Crece 400% la detención de mujeres ligadas al narco


El diario estadunidense The New York Times dedicó hoy un espacio en sus páginas a las mujeres que se encuentran en prisión en México, acusadas de delitos federales, principalmente contra la salud y secuestro.

Según la nota, el número de mujeres procesadas comenzó a despuntar a partir de 2007. En la actualidad, dice, hay más de 10 mil mujeres presas en las distintas cárceles del país.

Ese incremento de 400% en promedio, dice el texto, se puede atribuir a la larga lista de cárteles de la droga que han sido desmantelados, los cuales se habían expandido hasta formar parte de grupos más especializados en la industria del crimen, y en esa dinámica instan a toda la gente posible a inmiscuirse en estos delitos, incluyendo a las mujeres.

Agrega incluso que lugartenientes detenidos han confesado a la policía que algunas de las mujeres actúan como informantes.

Otras más, apunta, trabajan como mulas, asesinas o como “la gancha”, usando su belleza como atractivo para los hombres y poderlos secuestrar.

En el caso particular de Sandra Ávila Beltrán, la ‘Reina del Pacífico’, el diario estadunidense refiere que era cabeza de un Cártel, antes de su arresto, en 2007, por tráfico de drogas y lavado de dinero.

“Pero esto no debería de sorprendernos. Cada vez son más la mujeres trabajando en diferentes aspectos de la economía, incluyendo el narcotráfico”, dice Guadalupe Correa-Cabrera, profesor asistente del gobierno en la Universidad de Texas, en Brownsville, en entrevista con el NYT.

Según defensores de los derechos humanos, las mujeres son usadas por los hombres en contra de su voluntad o por amor.

Una buena parte de las mujeres que se encuentran en prisión confesaron que fueron engañadas por sus parejas o sus familiares al cargar de droga sus automóviles.
El NYT cita el caso de Eunice Ramírez, de 19 años, quien se encuentra sujeta a proceso en una prisión de Ciudad Juárez, por el presunto delito de secuestro.

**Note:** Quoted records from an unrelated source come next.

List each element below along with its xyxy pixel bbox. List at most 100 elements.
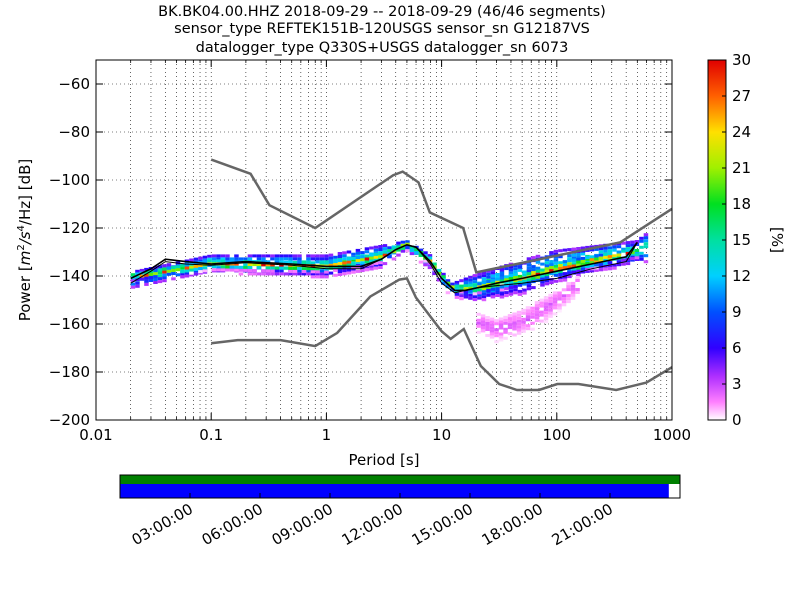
density-cell — [480, 323, 486, 327]
density-cell — [531, 265, 536, 269]
density-cell — [378, 261, 383, 265]
density-cell — [436, 278, 442, 282]
density-cell — [283, 260, 289, 264]
density-cell — [256, 254, 262, 258]
density-cell — [552, 291, 558, 295]
density-cell — [476, 312, 481, 316]
density-cell — [535, 269, 541, 273]
density-cell — [589, 245, 595, 249]
density-cell — [171, 269, 176, 272]
colorbar-tick-label: 18 — [732, 195, 751, 213]
density-cell — [543, 302, 549, 306]
density-cell — [382, 253, 388, 257]
density-cell — [144, 270, 149, 274]
density-cell — [522, 288, 527, 292]
density-cell — [418, 260, 424, 264]
density-cell — [495, 273, 500, 276]
density-cell — [202, 260, 208, 264]
density-cell — [243, 268, 248, 272]
density-cell — [544, 261, 550, 265]
density-cell — [543, 311, 549, 315]
density-cell — [517, 283, 523, 287]
density-cell — [220, 268, 226, 272]
density-cell — [360, 251, 365, 255]
density-cell — [489, 332, 495, 336]
density-cell — [549, 263, 554, 267]
density-cell — [531, 268, 536, 272]
density-cell — [175, 265, 181, 269]
density-cell — [445, 284, 451, 288]
density-cell — [525, 324, 531, 328]
density-cell — [485, 316, 490, 319]
density-cell — [216, 266, 221, 270]
density-cell — [517, 268, 523, 272]
density-cell — [166, 272, 172, 276]
density-cell — [432, 262, 437, 266]
density-cell — [504, 284, 509, 288]
density-cell — [567, 262, 572, 266]
y-axis-label: Power [m2/s4/Hz] [dB] — [16, 159, 34, 322]
density-cell — [516, 331, 522, 335]
density-cell — [534, 310, 540, 314]
density-cell — [184, 263, 190, 267]
density-cell — [552, 312, 558, 316]
density-cell — [270, 263, 275, 267]
density-cell — [567, 254, 572, 258]
density-cell — [607, 264, 613, 268]
density-cell — [315, 272, 320, 276]
density-cell — [459, 294, 464, 298]
density-cell — [139, 277, 145, 281]
density-cell — [342, 257, 347, 261]
density-cell — [499, 276, 505, 280]
density-cell — [566, 285, 571, 289]
density-cell — [234, 268, 239, 272]
density-cell — [553, 249, 559, 253]
density-cell — [562, 263, 568, 267]
density-cell — [360, 255, 365, 259]
density-cell — [130, 273, 136, 277]
density-cell — [396, 248, 401, 252]
density-cell — [360, 266, 365, 270]
density-cell — [261, 272, 266, 276]
time-tick-label: 03:00:00 — [129, 500, 196, 549]
density-cell — [463, 295, 469, 299]
density-cell — [180, 264, 185, 268]
density-cell — [382, 262, 388, 266]
density-cell — [570, 293, 576, 297]
density-cell — [346, 268, 352, 272]
density-cell — [202, 266, 208, 270]
density-cell — [567, 259, 572, 263]
density-cell — [342, 254, 347, 258]
density-cell — [324, 275, 329, 279]
density-cell — [553, 267, 559, 271]
density-cell — [369, 256, 374, 260]
density-cell — [310, 257, 316, 261]
density-cell — [589, 248, 595, 252]
density-cell — [535, 260, 541, 264]
density-cell — [549, 251, 554, 255]
density-cell — [552, 306, 558, 310]
density-cell — [355, 256, 361, 260]
density-cell — [346, 250, 352, 254]
density-cell — [364, 260, 370, 264]
density-cell — [211, 257, 217, 261]
density-cell — [274, 260, 280, 264]
density-cell — [468, 286, 473, 290]
density-cell — [333, 255, 338, 259]
density-cell — [594, 263, 599, 267]
density-cell — [521, 329, 526, 333]
density-cell — [612, 245, 617, 249]
colorbar-tick-label: 21 — [732, 159, 751, 177]
density-cell — [594, 260, 599, 264]
density-cell — [585, 245, 590, 249]
density-cell — [364, 257, 370, 261]
density-cell — [162, 267, 167, 271]
density-cell — [639, 245, 644, 249]
density-cell — [193, 272, 199, 276]
density-cell — [247, 254, 253, 258]
density-cell — [180, 270, 185, 274]
density-cell — [405, 245, 410, 249]
density-cell — [540, 268, 545, 272]
density-cell — [495, 291, 500, 294]
density-cell — [288, 260, 293, 264]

La joven fue detenida en noviembre de 2010, ella se encargaba de enganchar a personas a través de su Facebook, en donde aparecía en bikini. Una vez hecho el contacto, la joven citaba a su presa en determinado lugar donde sus socios lo secuestraban.

Agentes de la Patrulla Fronteriza mencionan también que han capturado un mayor número de adolescentes vistiendo minifaldas y que portan en el interior de sus muslos drogas.

El resultado, por lo menos en Ciudad Juárez, es una prisión con población femenina que combina el crimen y el aroma de mujer, según el artículo del Times.
La mayoría de las 160 mujeres presas en el Cereso de esa ciudad –una de las que ubica la prisión femenina a unas cuantas paredes de la de los varones– tienen entre 18 y 26 años.

Por lo menos la tercera parte todavía está esperando sentencia; la mayoría está acusada de cargos por posesión de drogas o tráfico de las mismas.
Algunas mujeres dicen que se han involucrado en el crimen para conseguir dinero para cubrir las necesidades de sus hijos. Otras madres, sosteniendo que son inocentes, dicen que se vieron obligadas a abandonar a sus familias.

Nancy Lilia Núñez, que llegó al Cereso cuando tenía tres meses de embarazo, dice que su mayor pesar es que ni siquiera era amiga de las personas que la involucraron en el secuestro. Aunque la mayoría de ellas también están en el Cereso, “nunca hablamos, no tengo a nadie”, lamenta.

Con una dulce y forzada sonrisa, Nancy contó los detalles de su vida: es madre de tres y hace tan sólo siete meses que dio a luz a la más pequeña. Está purgando una condena de 25 años por ayudar a secuestrar a una joven de 15 años.

En un momento, dijo claramente convencida de que no tenía idea de que la chica de 15 años estaba secuestrada en la casa donde ella fue detenida. Luego, tuvo que reconocer su participación cuando sus cómplices empezaron a proporcionar información sobre el delito.

Nancy tiene actualmente 22 años, creció en ésta, la ciudad más violenta del mundo. Pero ¿es ella una persona que cometió un error al juntarse con la gente equivocada o es una criminal que merece pasar décadas tras las rejas?